To support a Tylenol autism lawsuit, plaintiffs will need medical records from their OB/GYN evidencing the Tylenol use. If the pregnancy happened two decades ago, getting those records will be very difficult. One of the primary reasons for this is that the medical practice has since closed. The AMA has identified a number of other challenges for patients attempting to access old medical records.
Children Under Three Years-Old
We are also not accepting Tylenol autism cases if the child was born after March 26, 2020. The reason for this is that the CARES Act, which was passed in response to the COVID-19 pandemic, made FDA labeling rules for Tylenol final as of March 2020. Prior to that date, manufacturers and retailers were free to add warning labels to their Tylenol or acetaminophen products.
Once the CARES Act made the FDA labeling rules final, the warning labels for Tylenol and generic acetaminophen were essentially fixed and could not be amended. This means that manufacturers and retailers of Tylenol cannot be held liable for failing to warn about the risks of use during pregnancy after March 20, 2020.
Other Excluding Factors
The following is a list of other facts or circumstances our lawyers have that may exclude prospective Tylenol autism lawsuits.

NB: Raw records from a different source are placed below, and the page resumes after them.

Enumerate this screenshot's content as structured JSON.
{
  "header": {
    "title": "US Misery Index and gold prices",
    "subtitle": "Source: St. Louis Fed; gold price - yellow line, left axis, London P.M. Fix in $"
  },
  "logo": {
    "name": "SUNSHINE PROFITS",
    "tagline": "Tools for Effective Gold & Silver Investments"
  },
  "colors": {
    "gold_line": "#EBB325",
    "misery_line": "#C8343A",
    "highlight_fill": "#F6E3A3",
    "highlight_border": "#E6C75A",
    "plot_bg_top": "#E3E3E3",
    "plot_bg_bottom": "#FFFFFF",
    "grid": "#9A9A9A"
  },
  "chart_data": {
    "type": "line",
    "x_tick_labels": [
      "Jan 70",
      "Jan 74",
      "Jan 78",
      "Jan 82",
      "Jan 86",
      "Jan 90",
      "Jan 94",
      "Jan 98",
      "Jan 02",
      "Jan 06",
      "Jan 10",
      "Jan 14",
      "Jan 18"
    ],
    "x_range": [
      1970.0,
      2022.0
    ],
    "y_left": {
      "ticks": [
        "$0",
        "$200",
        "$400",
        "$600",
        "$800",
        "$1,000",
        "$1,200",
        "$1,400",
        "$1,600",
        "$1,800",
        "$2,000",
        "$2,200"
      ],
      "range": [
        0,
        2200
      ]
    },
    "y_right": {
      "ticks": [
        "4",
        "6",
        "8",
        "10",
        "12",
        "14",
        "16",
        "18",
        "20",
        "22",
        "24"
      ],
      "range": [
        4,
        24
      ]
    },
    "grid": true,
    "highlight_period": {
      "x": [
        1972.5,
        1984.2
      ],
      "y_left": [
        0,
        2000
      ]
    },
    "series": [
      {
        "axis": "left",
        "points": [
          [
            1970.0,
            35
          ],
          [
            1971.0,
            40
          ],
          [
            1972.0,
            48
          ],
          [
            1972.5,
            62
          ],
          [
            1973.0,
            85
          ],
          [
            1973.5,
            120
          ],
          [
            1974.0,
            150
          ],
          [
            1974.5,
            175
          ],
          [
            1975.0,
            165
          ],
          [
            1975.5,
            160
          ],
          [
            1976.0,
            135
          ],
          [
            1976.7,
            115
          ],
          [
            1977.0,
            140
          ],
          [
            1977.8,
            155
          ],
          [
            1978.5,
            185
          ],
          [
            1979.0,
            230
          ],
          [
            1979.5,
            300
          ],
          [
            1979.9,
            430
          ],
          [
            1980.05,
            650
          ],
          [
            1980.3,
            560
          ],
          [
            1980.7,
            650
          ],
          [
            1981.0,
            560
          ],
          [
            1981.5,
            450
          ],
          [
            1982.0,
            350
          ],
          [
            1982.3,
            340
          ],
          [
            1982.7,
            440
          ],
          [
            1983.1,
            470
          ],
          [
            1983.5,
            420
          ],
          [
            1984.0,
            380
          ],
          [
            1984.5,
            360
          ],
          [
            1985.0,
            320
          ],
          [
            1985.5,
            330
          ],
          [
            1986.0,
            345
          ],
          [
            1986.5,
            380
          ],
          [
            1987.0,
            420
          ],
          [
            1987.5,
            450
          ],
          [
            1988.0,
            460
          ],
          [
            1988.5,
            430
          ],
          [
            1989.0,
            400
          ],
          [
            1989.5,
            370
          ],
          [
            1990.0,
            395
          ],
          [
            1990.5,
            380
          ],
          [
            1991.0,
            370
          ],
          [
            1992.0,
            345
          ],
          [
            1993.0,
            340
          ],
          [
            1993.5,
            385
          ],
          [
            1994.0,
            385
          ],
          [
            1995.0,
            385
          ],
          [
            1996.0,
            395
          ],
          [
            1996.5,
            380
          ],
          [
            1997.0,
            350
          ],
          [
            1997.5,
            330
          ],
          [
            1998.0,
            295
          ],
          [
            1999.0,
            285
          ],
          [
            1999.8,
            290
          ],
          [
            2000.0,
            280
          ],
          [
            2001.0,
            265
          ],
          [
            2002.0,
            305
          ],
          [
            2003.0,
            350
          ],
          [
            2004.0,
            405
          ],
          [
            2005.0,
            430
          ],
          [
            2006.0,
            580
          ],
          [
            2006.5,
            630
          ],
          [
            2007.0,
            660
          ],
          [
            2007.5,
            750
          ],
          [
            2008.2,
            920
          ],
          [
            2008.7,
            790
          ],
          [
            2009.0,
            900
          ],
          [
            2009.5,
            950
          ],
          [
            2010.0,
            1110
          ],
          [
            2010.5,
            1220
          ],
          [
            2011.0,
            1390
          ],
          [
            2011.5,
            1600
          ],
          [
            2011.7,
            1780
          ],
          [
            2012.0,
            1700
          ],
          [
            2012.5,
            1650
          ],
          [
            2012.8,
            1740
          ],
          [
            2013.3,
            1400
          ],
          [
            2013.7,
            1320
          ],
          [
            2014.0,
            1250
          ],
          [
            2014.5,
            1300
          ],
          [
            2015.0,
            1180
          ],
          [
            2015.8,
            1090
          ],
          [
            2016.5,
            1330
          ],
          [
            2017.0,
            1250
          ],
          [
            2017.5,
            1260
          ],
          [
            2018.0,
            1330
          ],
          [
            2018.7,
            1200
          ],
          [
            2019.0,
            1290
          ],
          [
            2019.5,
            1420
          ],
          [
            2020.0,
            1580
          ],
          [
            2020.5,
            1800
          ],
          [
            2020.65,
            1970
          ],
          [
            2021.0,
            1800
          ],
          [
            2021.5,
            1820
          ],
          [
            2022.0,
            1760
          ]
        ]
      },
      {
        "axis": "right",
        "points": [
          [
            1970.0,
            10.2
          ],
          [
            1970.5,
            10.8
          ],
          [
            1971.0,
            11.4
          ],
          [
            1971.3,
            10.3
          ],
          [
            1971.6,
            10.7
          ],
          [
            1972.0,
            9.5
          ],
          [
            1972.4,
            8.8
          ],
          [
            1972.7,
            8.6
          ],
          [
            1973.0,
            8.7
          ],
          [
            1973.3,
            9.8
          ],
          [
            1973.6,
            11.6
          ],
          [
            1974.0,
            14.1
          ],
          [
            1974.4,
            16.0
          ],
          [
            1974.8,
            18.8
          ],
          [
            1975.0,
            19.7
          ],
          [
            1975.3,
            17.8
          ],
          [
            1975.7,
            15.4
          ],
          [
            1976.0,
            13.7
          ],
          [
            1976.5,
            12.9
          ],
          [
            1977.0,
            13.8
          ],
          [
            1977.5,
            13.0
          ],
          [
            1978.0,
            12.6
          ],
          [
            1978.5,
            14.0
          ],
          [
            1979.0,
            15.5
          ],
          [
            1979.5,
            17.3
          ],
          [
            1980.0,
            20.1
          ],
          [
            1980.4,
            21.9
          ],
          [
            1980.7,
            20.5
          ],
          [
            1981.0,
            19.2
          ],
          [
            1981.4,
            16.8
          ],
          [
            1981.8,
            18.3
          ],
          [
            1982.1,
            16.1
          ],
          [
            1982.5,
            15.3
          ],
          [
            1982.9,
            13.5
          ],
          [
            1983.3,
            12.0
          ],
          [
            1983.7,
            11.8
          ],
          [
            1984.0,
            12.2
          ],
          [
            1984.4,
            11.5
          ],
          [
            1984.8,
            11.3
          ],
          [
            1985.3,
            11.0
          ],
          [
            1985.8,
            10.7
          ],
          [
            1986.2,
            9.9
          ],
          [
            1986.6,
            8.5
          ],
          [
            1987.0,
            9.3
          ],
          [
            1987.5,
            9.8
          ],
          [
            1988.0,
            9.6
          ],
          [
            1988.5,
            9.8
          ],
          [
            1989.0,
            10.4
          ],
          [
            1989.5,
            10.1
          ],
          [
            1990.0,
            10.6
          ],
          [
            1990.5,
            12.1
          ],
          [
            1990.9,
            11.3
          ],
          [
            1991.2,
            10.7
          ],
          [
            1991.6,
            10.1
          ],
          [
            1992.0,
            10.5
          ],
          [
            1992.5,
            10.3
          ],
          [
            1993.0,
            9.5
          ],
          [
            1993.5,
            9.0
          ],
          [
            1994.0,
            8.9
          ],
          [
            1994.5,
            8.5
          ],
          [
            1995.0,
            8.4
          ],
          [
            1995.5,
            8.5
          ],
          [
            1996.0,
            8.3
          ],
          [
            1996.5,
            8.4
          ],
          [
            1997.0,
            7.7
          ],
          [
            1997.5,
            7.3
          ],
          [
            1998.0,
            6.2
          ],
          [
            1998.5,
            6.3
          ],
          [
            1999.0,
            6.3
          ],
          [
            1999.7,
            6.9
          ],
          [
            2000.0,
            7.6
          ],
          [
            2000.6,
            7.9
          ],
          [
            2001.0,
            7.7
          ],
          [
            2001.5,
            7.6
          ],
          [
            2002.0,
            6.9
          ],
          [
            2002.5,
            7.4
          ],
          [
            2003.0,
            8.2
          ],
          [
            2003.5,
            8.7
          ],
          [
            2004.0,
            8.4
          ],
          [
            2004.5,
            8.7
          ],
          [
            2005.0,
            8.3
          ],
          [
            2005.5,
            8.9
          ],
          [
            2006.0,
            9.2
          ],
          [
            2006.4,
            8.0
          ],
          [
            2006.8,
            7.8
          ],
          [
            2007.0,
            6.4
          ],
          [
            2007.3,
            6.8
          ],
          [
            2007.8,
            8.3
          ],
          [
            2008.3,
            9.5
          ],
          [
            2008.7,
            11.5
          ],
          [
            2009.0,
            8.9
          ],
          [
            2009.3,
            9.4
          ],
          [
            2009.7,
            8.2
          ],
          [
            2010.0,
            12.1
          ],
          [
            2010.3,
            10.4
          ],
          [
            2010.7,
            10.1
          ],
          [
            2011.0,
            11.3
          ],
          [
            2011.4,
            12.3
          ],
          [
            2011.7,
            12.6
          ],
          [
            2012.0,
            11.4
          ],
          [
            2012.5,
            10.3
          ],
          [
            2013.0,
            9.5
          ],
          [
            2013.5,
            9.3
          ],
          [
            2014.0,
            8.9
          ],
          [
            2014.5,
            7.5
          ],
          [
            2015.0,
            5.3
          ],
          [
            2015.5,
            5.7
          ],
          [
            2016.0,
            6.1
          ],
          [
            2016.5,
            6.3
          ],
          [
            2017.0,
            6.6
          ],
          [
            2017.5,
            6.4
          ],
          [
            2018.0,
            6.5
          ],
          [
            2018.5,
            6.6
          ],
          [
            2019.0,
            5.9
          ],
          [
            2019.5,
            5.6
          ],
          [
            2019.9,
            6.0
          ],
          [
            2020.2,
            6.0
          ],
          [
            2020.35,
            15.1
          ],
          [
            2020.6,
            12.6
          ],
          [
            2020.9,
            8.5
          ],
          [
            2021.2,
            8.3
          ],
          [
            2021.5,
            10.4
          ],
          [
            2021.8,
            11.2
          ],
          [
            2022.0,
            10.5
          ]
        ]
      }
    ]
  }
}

- If the mother suffered one or more of the following complications during pregnancy:
- gestational diabetes
- gestational hypertension
- an infection and related fever that required mother’s hospitalization.
- If the child was born prior to the 26th week of pregnancy.
- If the child is diagnosed with Down Syndrome, Fragile X Syndrome, Tourette Syndrome, or Tuberous Sclerosis.
- If the mother used illegal drugs, alcohol, or certain prescription drugs during pregnancy.
- If the mother was over 40 or father was over 45 years of age at the time of birth.
- One of the parents has been diagnosed with autism.
Our Lawyers Have Suspended Taking New Lawsuits
We are not longer taking new lawsuits. We are taking toxic baby food lawsuit for the same injuries as we discuss above.